US Spaceports Need More Funding to Prevent a Launch Bottleneck
Satellites underpin multiple global sectors such as finance, navigation, and communications, and they are at risk of experiencing major delays in reaching orbit. The U.S. space industry is rapidly approaching a point where satellite operators and launch providers run out of available spaceports to launch from. According to two recent government reports, the main cause of this emerging bottleneck is insufficient and outdated launch infrastructure, such as launch pads and payload integration facilities.
NASA’s Office of the Inspector General (OIG) recently released a report warning that the Kennedy Space Center in Florida and the Wallops Flight Facility in Virginia lack the capacity to support the increasing number of government and commercial launches. Much of this infrastructure dates to the 1960s and is “becoming increasingly dated.” NASA is working to upgrade and expand necessary launch infrastructure, but the report highlights that “the Agency struggles with declining construction and maintenance budgets and statutory funding barriers.”

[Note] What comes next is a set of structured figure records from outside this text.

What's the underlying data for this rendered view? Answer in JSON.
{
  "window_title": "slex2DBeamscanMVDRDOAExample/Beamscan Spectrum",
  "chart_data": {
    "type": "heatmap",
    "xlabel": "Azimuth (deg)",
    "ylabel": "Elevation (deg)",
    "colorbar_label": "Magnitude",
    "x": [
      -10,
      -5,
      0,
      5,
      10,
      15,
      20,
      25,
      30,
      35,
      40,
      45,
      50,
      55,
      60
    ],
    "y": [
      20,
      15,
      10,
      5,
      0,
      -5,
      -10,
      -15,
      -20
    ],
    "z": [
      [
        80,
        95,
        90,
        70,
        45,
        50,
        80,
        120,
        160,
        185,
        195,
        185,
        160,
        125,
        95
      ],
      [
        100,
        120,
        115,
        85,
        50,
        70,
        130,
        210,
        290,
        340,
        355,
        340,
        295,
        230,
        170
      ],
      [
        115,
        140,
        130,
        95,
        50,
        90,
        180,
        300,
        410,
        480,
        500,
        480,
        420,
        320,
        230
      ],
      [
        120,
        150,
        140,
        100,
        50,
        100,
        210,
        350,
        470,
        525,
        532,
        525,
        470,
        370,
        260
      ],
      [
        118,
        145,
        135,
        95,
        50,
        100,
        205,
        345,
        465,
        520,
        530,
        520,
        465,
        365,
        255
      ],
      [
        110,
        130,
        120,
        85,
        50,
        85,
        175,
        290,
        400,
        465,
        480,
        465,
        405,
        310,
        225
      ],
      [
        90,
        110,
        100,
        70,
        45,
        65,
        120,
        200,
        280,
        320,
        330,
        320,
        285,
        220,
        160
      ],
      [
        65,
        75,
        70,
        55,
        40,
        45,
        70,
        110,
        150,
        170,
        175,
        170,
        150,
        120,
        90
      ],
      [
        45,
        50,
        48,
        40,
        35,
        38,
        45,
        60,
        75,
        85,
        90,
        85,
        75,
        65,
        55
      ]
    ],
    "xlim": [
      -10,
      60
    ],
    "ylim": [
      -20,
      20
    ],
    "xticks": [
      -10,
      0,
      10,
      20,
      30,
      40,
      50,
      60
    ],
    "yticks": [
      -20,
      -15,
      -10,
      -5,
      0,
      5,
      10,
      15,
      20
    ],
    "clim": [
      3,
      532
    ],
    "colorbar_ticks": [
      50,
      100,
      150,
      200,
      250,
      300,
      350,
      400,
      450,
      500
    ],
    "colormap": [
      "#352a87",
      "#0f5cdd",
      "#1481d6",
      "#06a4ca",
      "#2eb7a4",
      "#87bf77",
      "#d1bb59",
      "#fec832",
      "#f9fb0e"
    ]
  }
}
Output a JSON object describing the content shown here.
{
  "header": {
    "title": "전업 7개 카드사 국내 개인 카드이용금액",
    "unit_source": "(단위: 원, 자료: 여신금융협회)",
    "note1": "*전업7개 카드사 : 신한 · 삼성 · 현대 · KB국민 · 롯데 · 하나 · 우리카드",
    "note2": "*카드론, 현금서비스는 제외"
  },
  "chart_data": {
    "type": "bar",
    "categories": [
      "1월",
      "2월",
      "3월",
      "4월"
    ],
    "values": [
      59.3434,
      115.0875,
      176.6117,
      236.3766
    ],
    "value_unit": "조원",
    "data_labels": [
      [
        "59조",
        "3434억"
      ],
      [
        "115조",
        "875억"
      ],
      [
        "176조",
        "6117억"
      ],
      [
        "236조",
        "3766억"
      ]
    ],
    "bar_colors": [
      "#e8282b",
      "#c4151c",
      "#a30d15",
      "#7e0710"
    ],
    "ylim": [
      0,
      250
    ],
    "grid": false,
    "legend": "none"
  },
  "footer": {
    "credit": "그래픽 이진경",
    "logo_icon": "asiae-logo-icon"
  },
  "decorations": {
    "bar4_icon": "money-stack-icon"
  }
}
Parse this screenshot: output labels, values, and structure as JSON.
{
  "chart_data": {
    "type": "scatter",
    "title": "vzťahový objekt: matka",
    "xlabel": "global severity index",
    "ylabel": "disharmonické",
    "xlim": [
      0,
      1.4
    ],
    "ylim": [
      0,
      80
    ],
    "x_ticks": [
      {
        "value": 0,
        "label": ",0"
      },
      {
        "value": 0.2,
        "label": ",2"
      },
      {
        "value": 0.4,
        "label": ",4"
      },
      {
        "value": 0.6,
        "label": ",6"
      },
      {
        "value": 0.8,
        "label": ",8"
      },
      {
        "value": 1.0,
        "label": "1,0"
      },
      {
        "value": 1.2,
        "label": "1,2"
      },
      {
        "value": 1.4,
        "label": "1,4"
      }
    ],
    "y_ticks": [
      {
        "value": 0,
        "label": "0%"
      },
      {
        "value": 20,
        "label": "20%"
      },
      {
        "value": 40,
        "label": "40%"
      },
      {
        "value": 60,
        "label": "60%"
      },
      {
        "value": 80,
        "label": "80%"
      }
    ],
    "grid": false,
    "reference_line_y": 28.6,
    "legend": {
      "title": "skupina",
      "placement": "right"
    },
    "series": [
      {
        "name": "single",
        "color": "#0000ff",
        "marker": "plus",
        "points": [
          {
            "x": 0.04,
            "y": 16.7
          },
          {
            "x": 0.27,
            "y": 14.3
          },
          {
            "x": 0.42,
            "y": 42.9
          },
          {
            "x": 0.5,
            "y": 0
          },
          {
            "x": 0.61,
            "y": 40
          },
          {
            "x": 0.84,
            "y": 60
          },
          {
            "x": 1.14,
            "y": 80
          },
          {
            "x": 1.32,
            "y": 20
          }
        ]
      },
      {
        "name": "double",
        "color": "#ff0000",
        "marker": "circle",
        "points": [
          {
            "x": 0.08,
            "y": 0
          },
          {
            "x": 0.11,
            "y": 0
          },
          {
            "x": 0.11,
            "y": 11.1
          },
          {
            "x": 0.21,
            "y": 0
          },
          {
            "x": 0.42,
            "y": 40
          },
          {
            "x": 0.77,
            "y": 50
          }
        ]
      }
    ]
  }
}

The findings of the OIG investigation are strikingly similar to those of a 2025 Government Accountability Office (GAO) audit of Space Force launch infrastructure. The GAO found that the Space Force, like NASA, needs to expand and modernize its spaceports, and that it undercharges commercial launch companies that rely on its facilities at Cape Canaveral and Vandenberg. As a result, the government absorbs costs that should be recovered from commercial users and reinvested into infrastructure upgrades. Thus, the U.S. government’s principal spaceport operators face the same challenge: they are not recovering sufficient costs from commercial users to modernize and expand the infrastructure on which those users rely, leaving spaceports short of the resources needed to meet growing launch demand.
To address this issue, America’s principal spaceport operators, NASA and the Space Force, should increase the fees charged to commercial users of government launch infrastructure to fund upgrades. More importantly, Congress can help by providing additional resources for spaceport operators to expand and modernize infrastructure and by reforming environmental regulations that unnecessarily delay infrastructure deployment.
Fortunately, since the publication of the GAO report, the Space Force has begun implementing reforms to revise its cost recovery methodology for commercial users of its launch facilities. NASA should follow that example and leverage the findings of its OIG report to overhaul its cost recovery practices at Wallops and the Kennedy Space Center. Better cost recovery would allow NASA to reinvest user fees directly into infrastructure improvements.
Some may worry that higher user fees will push commercial launch providers to other countries, but this concern overestimates the risk. Foreign spaceport operators also charge users, and unlike its competitors, the United States already offers commercial launch providers an unmatched combination of launch cadence, orbital access, and a mature supply chain, even with its aging infrastructure. The most comparable alternatives are in Europe and China, but the European spaceport at Kourou, French Guiana lacks launch capacity, and launching from China carries economic and security risks that deter most non-Chinese operators. A modest fee increase is unlikely to change that calculus.
Cost recovery reform alone is only one step toward closing the funding gap for NASA or the Space Force. As the OIG report highlights, declining construction and maintenance budgets and statutory funding barriers are compounding the problem. Thus, in addition to spaceport operators improving internal cost recovery, Congress should provide sufficient funding for spaceport modernization and reform environmental regulations that slow down infrastructure buildout.
Congress should provide NASA with additional funding in its annual budget to modernize and expand its spaceport infrastructure so it can better accommodate government and commercial launch needs. Congress should do the same for the Space Force through the annual appropriations process or the National Defense Authorization Act (NDAA).
Congress should also reform environmental regulations, such as the National Environmental Policy Act (NEPA), that unnecessarily delay spaceport infrastructure expansion. Project opponents frequently use the NEPA review process as a litigation tool to block government infrastructure projects. The resulting delays and high legal costs often cause agencies to abandon projects altogether. While the Executive Branch has made some progress in modernizing NEPA rules, Congress should reform the NEPA process through legislation that prevents the review process from being used to delay critical infrastructure projects. This reform would allow NASA and the Space Force to improve spaceports more quickly and help prevent a launch bottleneck.
The NASA OIG and GAO investigations independently reach the same conclusion: American spaceports cannot sustain the launch needs of government missions and the rapidly growing commercial space industry. Unless Congress and federal agencies modernize and expand these facilities soon, launch infrastructure will become the principal constraint on continued U.S. leadership in space.